On July 4th, 1776, the United States declared its independence from the United Kingdom. This is the day the final draft of the Declaration of Independence was brought forth, and it is believed by many – though disputed by historians – to be the day it was signed.
“We hold these truths to be self-evident,” the Declaration tells us, “that all men are created equal, that they are endowed by their Creator with certain unalienable Rights, that among these are Life, Liberty and the pursuit of Happiness.” It is not a long document, but it is powerful in its words, and in its beliefs. It brings to mind and heart a feeling of determination, truth, and will. It even gives us reasons why the founding fathers and their fellow men decided to declare their independence from the oppression of their British roots.
Men and women gave their lives for the freedom to choose whom they serve, to pursue happiness. To be free.
Times change, however, and the more humanity gets involved in perfect ideas, the more things change. The more human greed and Hobbes-like philosophy is thrown around by the 1%, the less that freedom seems to ring.
I am making the choice to move with my husband to the United States for many reasons. One of these reasons is the freedom to succeed; the absolute glory of this dynamic marketplace. My biggest fear in this decision, however, is similar to this man’s. Nick Hanauer, a gentleman comfortably in the .01%, suggests in his open letter to other “zillionaires” like himself that if the ultra-rich are not careful, they will end up in a similar position with Marie Antoinette, the Czars of Russia, the British their ancestors once fought to remove – at the receiving end of a revolution.

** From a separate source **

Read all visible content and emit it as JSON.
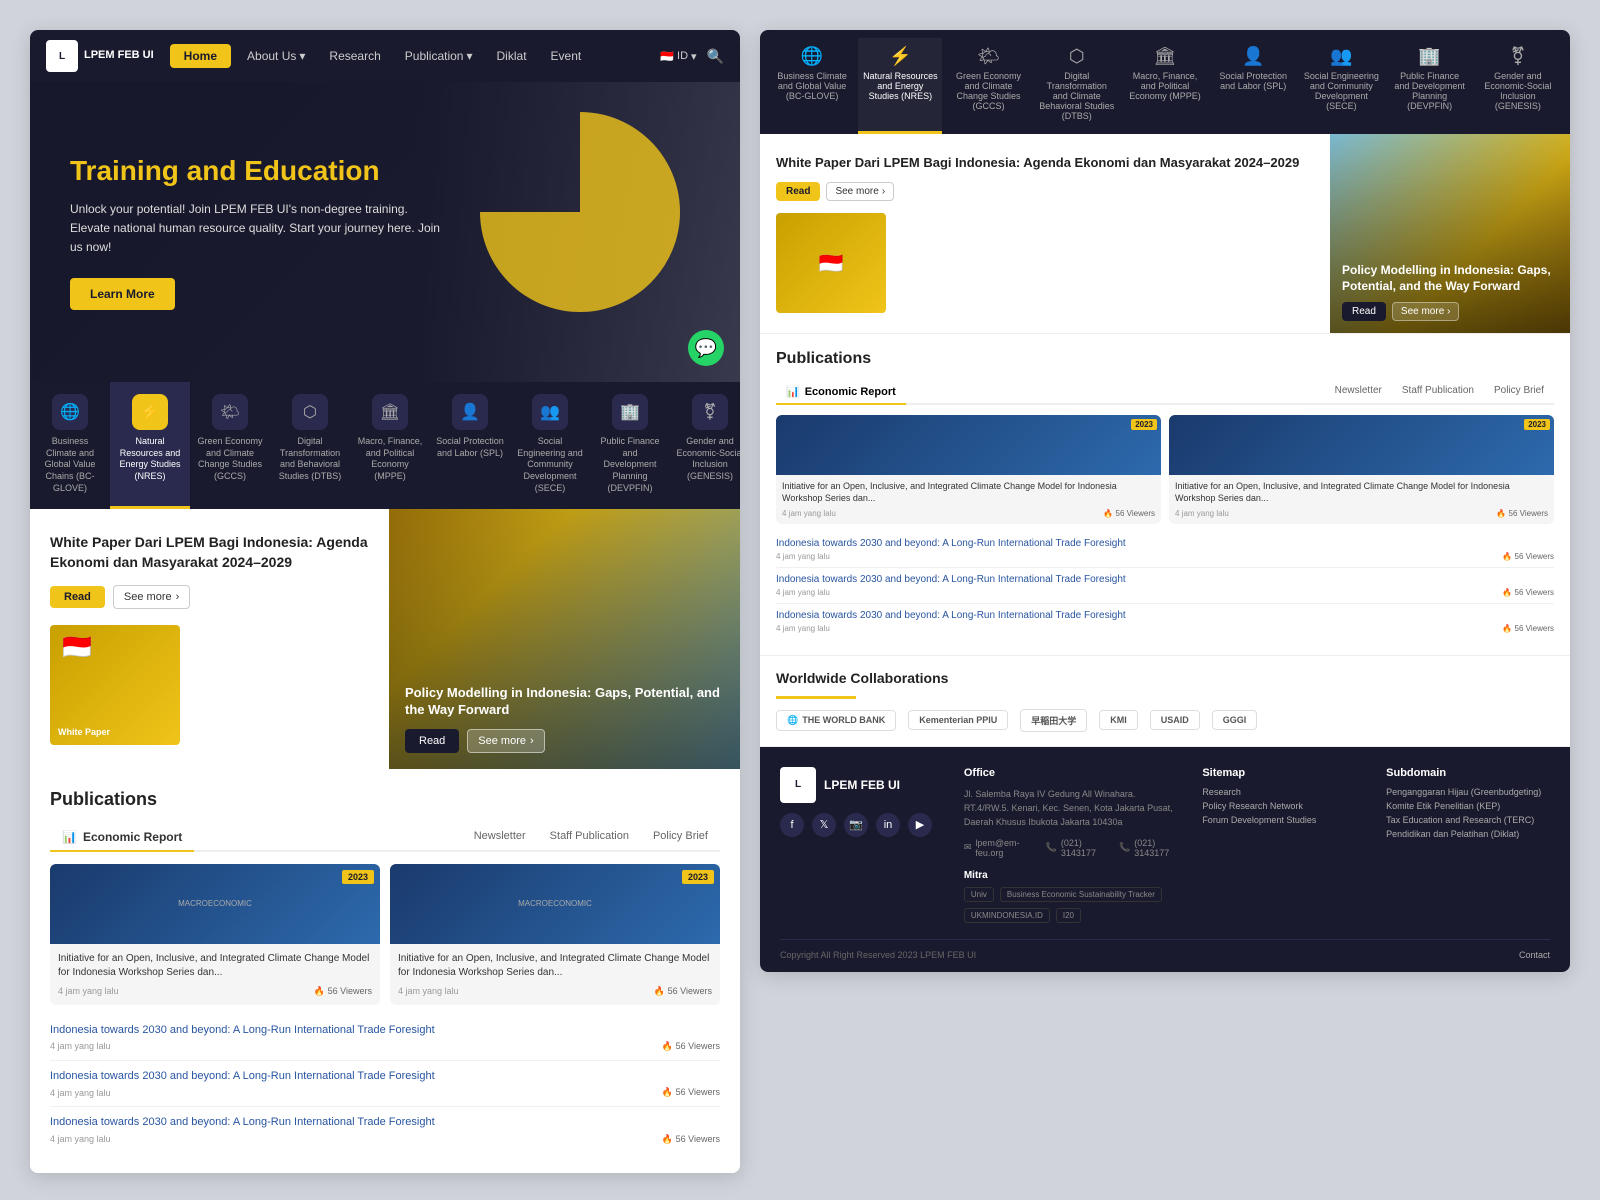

George Takei expresses this potential perfectly: “[American Democracy] can be as great as people can be, but is also as fallible as people are.” He is one of thousands of backers of a “Super PAC to end all Super PACs” called Mayday PAC. Its focus is primarily to rebuild Congress so that it is not influenced by big money, but by the people. It has been run of late by not men, but by money – indeed, the most fallible, un-human thing that could run a country. This cannot – certainly, it will not – go on.
The United States is a wonderful country for many reasons, not least because of its potential for greatness. It is founded on ideas greater than any man, but valuable for every man. If it could live up to its potential, and build upon itself to become as great as men can be, it could perhaps make itself become, in not only potential but in truth, the greatest country in the world.